2 de jul de 2018

O jambu não é mais nosso! É dos americanos!

Universidade Federal da Amazônia foi proibida de estudar o jambu!

O jambu, o pré-sal e, breve, a água de coco. Os Malan Parente são insaciáveis...
Do portal Amazônia.org.br:

EUA registram propriedade medicinal do jambu e impedem pesquisa da Universidade Federal do Amazonas

Pesquisadores da Universidade Federal do Amazonas (Ufam) abandonaram três meses de estudos sobre as propriedades anestésicas do jambu porque uma patente registrada nos Estados Unidos os impedia de lançar no mercado uma pomada bucal de uso odontológico. As pesquisas realizadas eram com a substância spilantol, presente no jambu, vegetal usado na culinária amazônica como ingrediente do tacacá e pato no tucupi, por exemplo.

Segundo informações obtidas no departamento de Fisiologia Humana da Ufam, o jambu – planta típica de regiões de trópico úmido – não existe nos Estados Unidos (EUA). Mesmo assim, nos sites de patentes encontraram 15 delas registradas nos Estados Unidos e 34 na Europa.

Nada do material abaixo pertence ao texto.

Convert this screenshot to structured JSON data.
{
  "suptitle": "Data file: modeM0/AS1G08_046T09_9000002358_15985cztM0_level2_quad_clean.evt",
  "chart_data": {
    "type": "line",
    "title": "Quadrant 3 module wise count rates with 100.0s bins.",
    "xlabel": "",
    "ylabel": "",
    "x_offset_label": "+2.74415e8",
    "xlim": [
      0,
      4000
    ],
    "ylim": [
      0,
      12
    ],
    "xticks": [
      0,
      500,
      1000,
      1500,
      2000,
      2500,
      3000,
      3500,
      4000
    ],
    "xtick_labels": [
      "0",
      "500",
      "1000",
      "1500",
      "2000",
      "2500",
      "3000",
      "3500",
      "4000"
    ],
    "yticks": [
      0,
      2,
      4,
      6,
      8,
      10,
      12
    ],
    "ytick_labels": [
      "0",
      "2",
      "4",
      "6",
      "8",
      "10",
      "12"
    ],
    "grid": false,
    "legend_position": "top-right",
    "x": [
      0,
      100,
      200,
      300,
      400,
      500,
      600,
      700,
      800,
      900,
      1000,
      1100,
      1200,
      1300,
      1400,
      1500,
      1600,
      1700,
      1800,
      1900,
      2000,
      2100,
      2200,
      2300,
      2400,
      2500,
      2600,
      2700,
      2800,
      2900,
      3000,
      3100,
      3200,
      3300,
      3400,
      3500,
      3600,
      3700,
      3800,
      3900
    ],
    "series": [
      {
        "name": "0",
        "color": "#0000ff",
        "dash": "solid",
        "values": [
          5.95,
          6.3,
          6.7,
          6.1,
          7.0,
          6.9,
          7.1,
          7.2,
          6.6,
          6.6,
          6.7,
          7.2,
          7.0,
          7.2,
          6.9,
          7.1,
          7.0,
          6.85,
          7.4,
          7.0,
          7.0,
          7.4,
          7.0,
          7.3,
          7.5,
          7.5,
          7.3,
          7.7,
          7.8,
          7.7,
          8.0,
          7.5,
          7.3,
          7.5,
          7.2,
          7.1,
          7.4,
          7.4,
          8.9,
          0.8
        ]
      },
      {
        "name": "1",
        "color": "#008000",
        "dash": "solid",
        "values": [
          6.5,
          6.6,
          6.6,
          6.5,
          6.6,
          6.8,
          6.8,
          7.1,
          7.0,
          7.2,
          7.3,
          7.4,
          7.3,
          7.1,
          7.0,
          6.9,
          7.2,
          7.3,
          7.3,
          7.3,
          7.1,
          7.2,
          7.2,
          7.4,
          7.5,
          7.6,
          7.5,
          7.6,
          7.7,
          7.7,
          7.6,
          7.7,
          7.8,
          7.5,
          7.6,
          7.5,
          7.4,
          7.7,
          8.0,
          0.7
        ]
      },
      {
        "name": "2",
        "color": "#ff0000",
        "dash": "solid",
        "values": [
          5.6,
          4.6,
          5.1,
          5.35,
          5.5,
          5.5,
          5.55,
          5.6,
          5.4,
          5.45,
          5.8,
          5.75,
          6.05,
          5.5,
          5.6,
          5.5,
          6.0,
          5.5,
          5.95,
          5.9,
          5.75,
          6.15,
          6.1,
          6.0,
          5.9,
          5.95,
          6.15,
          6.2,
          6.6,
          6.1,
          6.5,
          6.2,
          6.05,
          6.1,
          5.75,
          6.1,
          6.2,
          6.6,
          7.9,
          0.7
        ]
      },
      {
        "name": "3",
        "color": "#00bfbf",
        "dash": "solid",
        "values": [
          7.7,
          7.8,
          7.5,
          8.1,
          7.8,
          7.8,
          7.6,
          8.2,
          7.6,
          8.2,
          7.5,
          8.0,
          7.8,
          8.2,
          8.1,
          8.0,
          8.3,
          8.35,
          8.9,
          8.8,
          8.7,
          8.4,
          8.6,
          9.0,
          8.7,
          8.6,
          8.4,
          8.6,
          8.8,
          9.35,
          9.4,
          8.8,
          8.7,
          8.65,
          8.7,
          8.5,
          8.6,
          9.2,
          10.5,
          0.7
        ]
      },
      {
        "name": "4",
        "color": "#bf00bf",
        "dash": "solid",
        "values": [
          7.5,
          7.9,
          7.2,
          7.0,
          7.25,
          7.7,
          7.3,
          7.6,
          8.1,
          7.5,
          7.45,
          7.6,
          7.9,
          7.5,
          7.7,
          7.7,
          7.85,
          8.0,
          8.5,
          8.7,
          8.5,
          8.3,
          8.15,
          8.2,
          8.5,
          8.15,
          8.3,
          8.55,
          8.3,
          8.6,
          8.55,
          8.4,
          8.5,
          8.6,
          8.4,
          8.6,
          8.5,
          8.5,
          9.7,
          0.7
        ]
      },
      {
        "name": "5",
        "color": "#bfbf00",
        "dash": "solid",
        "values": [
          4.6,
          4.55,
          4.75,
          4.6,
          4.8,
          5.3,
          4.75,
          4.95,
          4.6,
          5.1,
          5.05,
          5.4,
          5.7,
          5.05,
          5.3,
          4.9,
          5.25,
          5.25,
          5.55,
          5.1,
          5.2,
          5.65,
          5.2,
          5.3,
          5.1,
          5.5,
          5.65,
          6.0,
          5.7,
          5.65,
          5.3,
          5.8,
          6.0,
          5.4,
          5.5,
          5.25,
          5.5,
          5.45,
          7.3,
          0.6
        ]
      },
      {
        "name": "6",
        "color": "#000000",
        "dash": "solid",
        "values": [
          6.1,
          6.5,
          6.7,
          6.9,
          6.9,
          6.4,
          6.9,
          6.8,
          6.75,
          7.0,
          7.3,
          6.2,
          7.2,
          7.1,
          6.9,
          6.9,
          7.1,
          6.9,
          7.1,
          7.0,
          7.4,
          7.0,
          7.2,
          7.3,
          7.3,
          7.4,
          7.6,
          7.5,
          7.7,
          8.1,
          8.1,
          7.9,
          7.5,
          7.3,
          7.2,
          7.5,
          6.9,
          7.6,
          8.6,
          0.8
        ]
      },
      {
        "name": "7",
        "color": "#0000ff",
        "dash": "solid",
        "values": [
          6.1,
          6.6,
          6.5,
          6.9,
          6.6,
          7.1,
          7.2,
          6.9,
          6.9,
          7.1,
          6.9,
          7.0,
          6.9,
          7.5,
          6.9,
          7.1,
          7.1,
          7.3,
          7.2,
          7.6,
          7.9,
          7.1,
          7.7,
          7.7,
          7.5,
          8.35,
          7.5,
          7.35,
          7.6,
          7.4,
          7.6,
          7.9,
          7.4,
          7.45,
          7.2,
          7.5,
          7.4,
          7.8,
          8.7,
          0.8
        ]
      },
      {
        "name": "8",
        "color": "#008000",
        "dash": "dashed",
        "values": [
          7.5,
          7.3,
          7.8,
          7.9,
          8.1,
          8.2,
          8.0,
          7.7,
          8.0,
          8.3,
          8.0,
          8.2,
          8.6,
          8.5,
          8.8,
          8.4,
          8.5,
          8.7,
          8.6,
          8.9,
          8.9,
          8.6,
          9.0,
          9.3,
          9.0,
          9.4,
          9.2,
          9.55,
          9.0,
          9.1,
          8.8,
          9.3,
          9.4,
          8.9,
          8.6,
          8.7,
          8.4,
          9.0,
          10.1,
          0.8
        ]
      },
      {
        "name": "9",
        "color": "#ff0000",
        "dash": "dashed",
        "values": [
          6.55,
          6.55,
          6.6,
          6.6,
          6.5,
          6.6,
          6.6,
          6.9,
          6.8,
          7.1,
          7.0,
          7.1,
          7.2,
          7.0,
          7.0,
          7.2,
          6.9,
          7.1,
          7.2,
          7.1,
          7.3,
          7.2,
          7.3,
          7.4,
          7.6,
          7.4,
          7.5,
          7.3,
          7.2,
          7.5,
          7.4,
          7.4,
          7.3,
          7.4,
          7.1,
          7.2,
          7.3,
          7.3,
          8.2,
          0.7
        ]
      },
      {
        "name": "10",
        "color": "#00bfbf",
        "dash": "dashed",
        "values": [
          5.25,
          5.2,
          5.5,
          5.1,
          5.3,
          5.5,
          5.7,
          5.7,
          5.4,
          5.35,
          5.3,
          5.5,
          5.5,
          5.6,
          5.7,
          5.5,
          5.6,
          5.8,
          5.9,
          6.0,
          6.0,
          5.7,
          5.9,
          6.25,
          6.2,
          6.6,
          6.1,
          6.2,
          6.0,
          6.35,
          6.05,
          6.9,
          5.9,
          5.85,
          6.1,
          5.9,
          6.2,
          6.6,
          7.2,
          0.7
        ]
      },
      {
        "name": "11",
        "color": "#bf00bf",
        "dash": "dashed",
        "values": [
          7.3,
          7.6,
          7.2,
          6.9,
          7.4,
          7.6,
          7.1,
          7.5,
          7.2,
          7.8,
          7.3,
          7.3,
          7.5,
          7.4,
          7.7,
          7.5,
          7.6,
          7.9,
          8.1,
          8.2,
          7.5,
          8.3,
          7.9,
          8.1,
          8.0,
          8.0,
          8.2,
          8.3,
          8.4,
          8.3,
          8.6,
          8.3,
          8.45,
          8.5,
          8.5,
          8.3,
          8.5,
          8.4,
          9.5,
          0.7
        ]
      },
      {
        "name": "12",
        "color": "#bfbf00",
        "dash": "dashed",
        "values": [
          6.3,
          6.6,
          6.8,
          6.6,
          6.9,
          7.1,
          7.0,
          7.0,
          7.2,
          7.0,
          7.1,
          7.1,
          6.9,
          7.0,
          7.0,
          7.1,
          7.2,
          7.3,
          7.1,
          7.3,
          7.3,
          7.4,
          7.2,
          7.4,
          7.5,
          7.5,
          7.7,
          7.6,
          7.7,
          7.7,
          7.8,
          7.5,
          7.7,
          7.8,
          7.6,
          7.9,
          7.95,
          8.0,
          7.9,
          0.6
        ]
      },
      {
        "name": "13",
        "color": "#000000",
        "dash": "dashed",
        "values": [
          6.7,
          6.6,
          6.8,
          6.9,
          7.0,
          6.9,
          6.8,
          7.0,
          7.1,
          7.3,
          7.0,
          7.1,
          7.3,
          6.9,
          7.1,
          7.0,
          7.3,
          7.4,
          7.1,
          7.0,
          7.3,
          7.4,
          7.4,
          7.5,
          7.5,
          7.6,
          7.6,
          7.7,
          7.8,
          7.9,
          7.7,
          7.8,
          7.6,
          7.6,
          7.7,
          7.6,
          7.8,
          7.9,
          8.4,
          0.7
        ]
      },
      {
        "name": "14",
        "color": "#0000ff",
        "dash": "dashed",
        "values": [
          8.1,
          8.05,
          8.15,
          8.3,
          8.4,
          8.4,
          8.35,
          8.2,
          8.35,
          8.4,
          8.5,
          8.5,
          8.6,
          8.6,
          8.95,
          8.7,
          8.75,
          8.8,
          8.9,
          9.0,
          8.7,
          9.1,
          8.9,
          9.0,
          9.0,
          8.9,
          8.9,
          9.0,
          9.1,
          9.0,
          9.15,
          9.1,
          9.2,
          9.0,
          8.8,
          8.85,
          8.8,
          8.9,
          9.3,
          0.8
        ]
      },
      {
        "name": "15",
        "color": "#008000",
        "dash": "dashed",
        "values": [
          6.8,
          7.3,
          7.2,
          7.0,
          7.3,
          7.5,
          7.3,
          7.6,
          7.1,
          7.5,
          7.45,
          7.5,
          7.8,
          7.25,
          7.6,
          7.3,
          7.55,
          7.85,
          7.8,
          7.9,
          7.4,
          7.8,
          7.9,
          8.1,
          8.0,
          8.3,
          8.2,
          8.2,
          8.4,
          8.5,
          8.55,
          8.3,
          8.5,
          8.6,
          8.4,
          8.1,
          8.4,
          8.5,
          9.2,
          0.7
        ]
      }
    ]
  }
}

A substância spilantol é descrita nessas patentes como apropriadas para uso anestésico, antisséptico e ginecológico e vendida no mercado até mesmo como cosmético. (...) Com a perda da patente do jambu, o departamento de fisiologia admite que novas pesquisas agora são realizadas com pelo menos três outras plantas [que] apresentam, também, alcalóides com propriedades semelhantes ao spilantol. (...) O nome das plantas são mantidas em segredo para garantir o sigilo do conhecimento até que tenha sido devidamente patenteada.

O episódio com o jambu, segundo o departamento, demonstra que o conhecimento ancestral dos povos da Amazônia precisa ser melhor [estudado] para que não caia nas mãos de pesquisadores estrangeiros. As propriedades anestésicas do jambu são conhecidas da população local. Suas folhas e flores são usadas sobre o dente comprometido para aliviar a dor. . (...)






Um olho no jogo, outro no jambu

Tentamos, no Ministério da Cultura - MinC, aprovar uma legislação para defender nossos conhecimentos tradicionais. Mas não havia entendimento acerca da importância do gesto. Parecia a muitos uma manifestação de culturalismo inconsequente.

Eram mais de cem (hoje já deve estar em maior número) os conhecimentos tradicionais brasileiros patenteados por grandes laboratórios e empresas de vários países. Alimentos, remédios, cosméticos.

Eles entram aqui livremente. Levam um pequeno pedaço da planta, uma amostra de animal, uma receita. Depois, se confirmam as propriedades terapêuticas, alimentícias ou cosméticas, eles simplesmente patenteiam e passam a ter direitos sobre esses conhecimentos. Simples assim, sem nenhum esforço, sem gastos.

O nome disso é biopirataria.

Até os chás que nossas vovós faziam para nos curar de doenças já estão patenteados.

Precisamos reverter. Podemos reverter isso.

Primeiro é preciso entender o valor cultural, ambiental, terapêutico e econômico dos conhecimentos tradicionais e da biodiversidade brasileira. Entendê-lo como importante ativo para nosso desenvolvimento.

Enquanto nós discriminamos, prisioneiros de um conceito bacharelesco do conhecimento, o capitalismo de ponta, que lida com os conhecimentos científicos mais avançados, se apropria graciosamente de nossas riquezas, sem preocupação e sem ser incomodado.

É preciso valorizar, proteger e manejar de forma sustentável essas riquezas e reconhecê-las como propriedade dos povos e comunidades detentoras desses conhecimentos. Seu uso deve reverter em benefícios para eles.

As nossas universidades precisam valorizar o conhecimento tradicional e assumir a dianteira das pesquisas científicas. Abandonar de vez a postura elitista e bacharelesca em relação aos conhecimentos tradicionais.

Há alguns projetos de pesquisa muito bons, mas são absolutamente insuficientes para o país que tem a maior biodiversidade do mundo.

Somos mega-biodiversos e, ao mesmo tempo, não sabemos como transformar essas riquezas em ativos para o nosso desenvolvimento. Destruir, desmatar desertificada, além de crime contra a vida, significa um nível muito baixo de desenvolvimento civilizatório.

Qualquer projeto de desenvolvimento nacional tem que abordar esta questão com seriedade, consciência ambiental e cultural com a certeza que esse pode vir a ser um poderoso ativo econômico.

O Brasil tem tudo para ser uma nação de ponta da nova economia do Século 21.

A decisão tem que ser agora. É preciso uma grande mobilização popular em defesa do nosso patrimônio cultural.